The circular buffers are defined globally within main.c :
COMPILER_ALIGNED(4)
volatile uint32_t dataBuffer[NUM_BUFFERS][BUFFER_BLOCK_LENGTH * BLOCK_SIZE_IN_WORDS]; //Allocate memory for DMA image buffers
This set of buffers gets circularly iterated through using DMA linked lists as pixel data arrives from the image sensor.
State Machine
// ---------- Device State Definitions -------
#define DEVICE_STATE_IDLE 1<<1
#define DEVICE_STATE_START_RECORDING 1<<2
#define DEVICE_STATE_RECORDING 1<<3
#define DEVICE_STATE_STOP_RECORDING 1<<4
#define DEVICE_STATE_CHARGING 1<<5
#define DEVICE_STATE_CONFIG_LOADED 1<<6
#define DEVICE_STATE_ERROR 1<<7
#define DEVICE_STATE_LOW_VOLTAGE 1<<8
#define DEVICE_STATE_START_RECORDING_WAITING 1<<9
#define DEVICE_STATE_SDCARD_WRITE_ERROR 1<<10
#define DEVICE_STATE_SDCARD_INIT_WRITE_ERROR 1<<11
Once the MCU moves into the device = DEVICE_STATE_RECORDING, management of detecting newly filled buffers and sending those over to the SD Card is all handed within the function void recording(). recording() is continuously called within the while loop in main().
Callback Functions
Callback functions handle specific events within the MCU that generate interrupts. Roughly speaking, when certain interrupts happen, the MCU will jump from wherever it is currently in its code, to the callback function linked to this interrupt event. Callback functions are denoted with a _cb at the end of their function name:
// callbacks
static void millisecondTimer_cb(const struct timer_task *const timer_task);
static void checkBattVoltage_cb(const struct timer_task *const timer_task);
static void battCharging_cb(void);
static void irReceive_cb(void);
static void pushButton_cb(void);
static void frameValid_cb(void);
DMA
The MCU using Direct Memory Access (DMA) to stream pixel data into memory from the image sensor as well as write imaging data from memory into the SD Card. For pixel data coming from the image sensor, the MCU uses its Parallel Capture Controller (PCC) with DMA to handle an 8-bit parallel pixel bus. For writing imaging data into the SD Card, the MCU uses its ADMA to move raw data in the MCU memory into the SD Card storage blocks.

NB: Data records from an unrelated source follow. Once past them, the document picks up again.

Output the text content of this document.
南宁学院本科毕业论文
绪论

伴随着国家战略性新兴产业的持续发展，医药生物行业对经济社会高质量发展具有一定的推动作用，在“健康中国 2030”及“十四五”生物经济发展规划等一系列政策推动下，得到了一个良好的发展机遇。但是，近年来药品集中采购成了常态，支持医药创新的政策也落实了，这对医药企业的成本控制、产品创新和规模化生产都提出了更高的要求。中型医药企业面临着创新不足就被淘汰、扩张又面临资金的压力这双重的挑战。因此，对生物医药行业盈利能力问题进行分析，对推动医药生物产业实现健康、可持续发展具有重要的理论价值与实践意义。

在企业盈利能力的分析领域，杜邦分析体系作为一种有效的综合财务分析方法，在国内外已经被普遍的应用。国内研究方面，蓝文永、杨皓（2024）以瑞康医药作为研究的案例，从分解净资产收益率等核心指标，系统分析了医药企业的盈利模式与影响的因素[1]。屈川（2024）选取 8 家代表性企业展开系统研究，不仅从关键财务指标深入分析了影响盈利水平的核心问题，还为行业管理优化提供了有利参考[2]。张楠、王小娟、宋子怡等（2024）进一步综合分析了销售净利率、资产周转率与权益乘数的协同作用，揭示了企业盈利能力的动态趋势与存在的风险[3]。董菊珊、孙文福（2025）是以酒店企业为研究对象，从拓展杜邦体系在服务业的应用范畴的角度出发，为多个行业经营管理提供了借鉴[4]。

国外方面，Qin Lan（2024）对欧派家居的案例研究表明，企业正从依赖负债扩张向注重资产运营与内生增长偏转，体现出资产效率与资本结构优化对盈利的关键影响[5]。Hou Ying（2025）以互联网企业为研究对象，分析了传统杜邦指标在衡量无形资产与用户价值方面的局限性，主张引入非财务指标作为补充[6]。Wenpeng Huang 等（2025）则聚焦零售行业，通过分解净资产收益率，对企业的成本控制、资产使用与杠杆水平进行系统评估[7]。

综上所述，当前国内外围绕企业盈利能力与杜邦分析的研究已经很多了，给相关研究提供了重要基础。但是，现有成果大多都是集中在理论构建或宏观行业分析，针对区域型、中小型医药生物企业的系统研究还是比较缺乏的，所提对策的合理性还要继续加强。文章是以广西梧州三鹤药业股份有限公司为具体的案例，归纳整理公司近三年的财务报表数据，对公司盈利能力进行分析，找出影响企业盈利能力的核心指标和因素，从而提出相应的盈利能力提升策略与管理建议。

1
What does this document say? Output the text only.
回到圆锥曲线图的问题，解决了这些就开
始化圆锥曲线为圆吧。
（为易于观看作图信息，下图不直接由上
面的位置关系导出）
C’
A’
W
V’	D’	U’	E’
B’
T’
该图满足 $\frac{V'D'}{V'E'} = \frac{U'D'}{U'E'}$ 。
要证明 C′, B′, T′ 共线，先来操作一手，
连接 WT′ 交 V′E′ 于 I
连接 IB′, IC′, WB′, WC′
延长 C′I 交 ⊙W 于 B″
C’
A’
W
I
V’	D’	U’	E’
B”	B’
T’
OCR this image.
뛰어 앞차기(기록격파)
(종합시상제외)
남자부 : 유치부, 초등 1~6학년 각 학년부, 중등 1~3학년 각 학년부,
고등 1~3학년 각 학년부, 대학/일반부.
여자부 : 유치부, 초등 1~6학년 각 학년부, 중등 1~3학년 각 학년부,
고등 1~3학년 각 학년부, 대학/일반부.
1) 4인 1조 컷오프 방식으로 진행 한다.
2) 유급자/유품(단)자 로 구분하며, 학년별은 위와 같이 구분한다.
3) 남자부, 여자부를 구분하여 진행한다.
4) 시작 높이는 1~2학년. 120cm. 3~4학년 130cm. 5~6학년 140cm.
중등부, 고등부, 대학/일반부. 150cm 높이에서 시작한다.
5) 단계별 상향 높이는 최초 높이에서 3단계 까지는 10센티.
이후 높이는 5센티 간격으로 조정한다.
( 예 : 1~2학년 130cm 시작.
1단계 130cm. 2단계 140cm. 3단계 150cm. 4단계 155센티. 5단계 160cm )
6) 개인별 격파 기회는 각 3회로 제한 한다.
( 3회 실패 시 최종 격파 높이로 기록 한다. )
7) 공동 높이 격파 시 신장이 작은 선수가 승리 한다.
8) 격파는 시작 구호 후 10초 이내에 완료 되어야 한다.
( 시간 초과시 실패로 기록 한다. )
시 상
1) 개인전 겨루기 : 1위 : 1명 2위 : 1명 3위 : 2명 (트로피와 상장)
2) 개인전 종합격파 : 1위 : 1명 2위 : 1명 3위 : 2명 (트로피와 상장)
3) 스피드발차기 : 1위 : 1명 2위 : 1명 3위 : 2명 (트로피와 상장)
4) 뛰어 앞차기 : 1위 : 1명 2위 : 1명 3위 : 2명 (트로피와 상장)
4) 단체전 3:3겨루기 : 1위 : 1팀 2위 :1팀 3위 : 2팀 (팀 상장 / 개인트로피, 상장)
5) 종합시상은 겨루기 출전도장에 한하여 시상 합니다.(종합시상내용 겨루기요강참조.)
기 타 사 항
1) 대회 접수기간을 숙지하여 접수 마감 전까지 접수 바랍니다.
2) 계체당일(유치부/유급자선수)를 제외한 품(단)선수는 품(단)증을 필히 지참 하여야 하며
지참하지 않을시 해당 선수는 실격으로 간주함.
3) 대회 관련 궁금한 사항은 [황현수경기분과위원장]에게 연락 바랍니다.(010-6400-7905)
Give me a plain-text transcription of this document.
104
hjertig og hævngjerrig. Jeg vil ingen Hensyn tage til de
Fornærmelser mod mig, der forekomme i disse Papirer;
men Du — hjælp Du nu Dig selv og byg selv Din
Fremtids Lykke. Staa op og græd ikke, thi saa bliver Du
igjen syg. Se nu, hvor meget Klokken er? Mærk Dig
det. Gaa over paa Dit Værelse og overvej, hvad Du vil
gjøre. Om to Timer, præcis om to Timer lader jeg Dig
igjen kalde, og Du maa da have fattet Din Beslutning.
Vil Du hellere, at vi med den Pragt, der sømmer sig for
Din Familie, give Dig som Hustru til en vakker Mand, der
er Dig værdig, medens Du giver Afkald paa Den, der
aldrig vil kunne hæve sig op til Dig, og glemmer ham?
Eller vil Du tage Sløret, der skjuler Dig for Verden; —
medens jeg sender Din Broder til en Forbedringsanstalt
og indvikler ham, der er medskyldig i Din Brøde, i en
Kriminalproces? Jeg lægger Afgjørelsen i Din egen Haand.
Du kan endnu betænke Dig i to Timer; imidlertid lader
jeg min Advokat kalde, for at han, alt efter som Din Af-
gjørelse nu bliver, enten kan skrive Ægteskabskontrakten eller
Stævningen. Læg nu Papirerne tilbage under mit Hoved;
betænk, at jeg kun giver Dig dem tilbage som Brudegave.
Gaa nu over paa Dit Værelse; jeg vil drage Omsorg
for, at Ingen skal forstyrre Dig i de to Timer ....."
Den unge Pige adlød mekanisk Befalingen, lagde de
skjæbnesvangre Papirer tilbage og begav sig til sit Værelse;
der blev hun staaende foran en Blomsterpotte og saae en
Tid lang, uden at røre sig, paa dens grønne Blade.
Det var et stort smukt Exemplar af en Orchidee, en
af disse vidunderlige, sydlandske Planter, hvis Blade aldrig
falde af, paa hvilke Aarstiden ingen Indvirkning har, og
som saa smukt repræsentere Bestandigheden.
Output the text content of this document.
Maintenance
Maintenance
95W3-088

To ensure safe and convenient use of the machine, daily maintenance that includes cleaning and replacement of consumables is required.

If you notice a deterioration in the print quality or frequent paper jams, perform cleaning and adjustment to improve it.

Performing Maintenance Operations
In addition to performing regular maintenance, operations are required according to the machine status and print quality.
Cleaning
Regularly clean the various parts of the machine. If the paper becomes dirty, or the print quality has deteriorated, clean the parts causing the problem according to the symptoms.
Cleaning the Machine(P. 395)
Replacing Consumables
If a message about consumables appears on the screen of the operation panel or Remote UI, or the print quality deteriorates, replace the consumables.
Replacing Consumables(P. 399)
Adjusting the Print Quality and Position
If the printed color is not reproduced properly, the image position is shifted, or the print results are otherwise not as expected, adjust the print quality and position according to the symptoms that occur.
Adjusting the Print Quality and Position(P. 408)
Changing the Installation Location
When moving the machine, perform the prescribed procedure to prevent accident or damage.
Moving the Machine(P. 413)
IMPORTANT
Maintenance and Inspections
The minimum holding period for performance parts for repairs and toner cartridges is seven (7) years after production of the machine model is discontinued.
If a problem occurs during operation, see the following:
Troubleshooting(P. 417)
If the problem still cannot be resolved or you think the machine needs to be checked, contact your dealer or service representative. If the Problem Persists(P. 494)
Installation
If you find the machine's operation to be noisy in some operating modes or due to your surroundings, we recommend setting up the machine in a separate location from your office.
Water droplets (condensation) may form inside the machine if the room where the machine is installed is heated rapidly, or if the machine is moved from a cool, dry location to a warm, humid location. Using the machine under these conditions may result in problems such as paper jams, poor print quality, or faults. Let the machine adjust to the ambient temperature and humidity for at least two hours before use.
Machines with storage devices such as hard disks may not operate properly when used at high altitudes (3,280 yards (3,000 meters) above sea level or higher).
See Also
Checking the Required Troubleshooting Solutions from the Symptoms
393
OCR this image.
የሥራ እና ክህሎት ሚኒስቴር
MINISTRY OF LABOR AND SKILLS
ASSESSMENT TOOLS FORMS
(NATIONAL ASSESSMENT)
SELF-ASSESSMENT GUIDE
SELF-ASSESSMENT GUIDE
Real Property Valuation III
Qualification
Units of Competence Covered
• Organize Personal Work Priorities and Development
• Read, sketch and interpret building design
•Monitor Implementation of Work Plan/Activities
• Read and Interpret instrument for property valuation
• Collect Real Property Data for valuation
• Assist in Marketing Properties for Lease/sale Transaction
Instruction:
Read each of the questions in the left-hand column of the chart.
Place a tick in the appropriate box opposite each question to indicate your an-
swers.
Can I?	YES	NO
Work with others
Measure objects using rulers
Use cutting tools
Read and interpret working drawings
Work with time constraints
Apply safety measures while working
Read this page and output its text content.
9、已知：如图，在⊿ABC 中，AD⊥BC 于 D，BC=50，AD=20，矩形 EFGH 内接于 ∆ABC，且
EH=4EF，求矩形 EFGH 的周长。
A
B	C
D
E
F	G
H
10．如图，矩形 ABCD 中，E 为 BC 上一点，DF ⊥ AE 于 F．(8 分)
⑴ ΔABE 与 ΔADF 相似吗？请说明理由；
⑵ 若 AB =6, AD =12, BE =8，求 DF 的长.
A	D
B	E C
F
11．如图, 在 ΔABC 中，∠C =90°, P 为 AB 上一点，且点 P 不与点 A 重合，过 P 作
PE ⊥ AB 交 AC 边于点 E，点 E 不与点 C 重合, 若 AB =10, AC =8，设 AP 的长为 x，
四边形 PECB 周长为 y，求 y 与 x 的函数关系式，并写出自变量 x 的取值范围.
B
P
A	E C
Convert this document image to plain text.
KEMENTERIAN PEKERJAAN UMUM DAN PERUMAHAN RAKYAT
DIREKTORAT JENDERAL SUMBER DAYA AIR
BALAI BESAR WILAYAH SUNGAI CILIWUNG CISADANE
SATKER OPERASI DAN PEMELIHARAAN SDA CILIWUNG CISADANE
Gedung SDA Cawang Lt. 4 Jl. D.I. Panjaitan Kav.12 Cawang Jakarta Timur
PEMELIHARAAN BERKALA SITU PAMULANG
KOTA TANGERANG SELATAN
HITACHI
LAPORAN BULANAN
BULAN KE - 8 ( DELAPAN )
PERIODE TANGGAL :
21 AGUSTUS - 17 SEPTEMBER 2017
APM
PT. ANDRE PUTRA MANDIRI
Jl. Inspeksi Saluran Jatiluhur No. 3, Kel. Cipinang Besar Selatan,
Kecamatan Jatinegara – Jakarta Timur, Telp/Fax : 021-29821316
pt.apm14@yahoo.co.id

PCC DMA (Image Sensor -> MCU Memory)
Linked List DMA Descriptors
COMPILER_ALIGNED(16) // Taken from hpl_dmac.c but I think this could be '8' since descriptors need to be 64bit aligned from data sheet
volatile DmacDescriptor linkedList[NUM_BUFFERS];
SD Card ADMA (MCU Memory -> SD Card)
Writing and reading from the SD Card takes advantage of ADMA. I can't quite remember what all the differences are here between ADMA and regular DMA but it took a while to get up and running. To get everything up and running in the firmware, I added two additional functions in sd_mmc.c:
- sd_mmc_err_t sd_mmc_write_with_ADMA(uint8_t slot, uint32_t start, uint32_t *descAdd, uint16_t nb_block)
- sd_mmc_err_t sd_mmc_wait_end_of_ADMA_write(bool abort)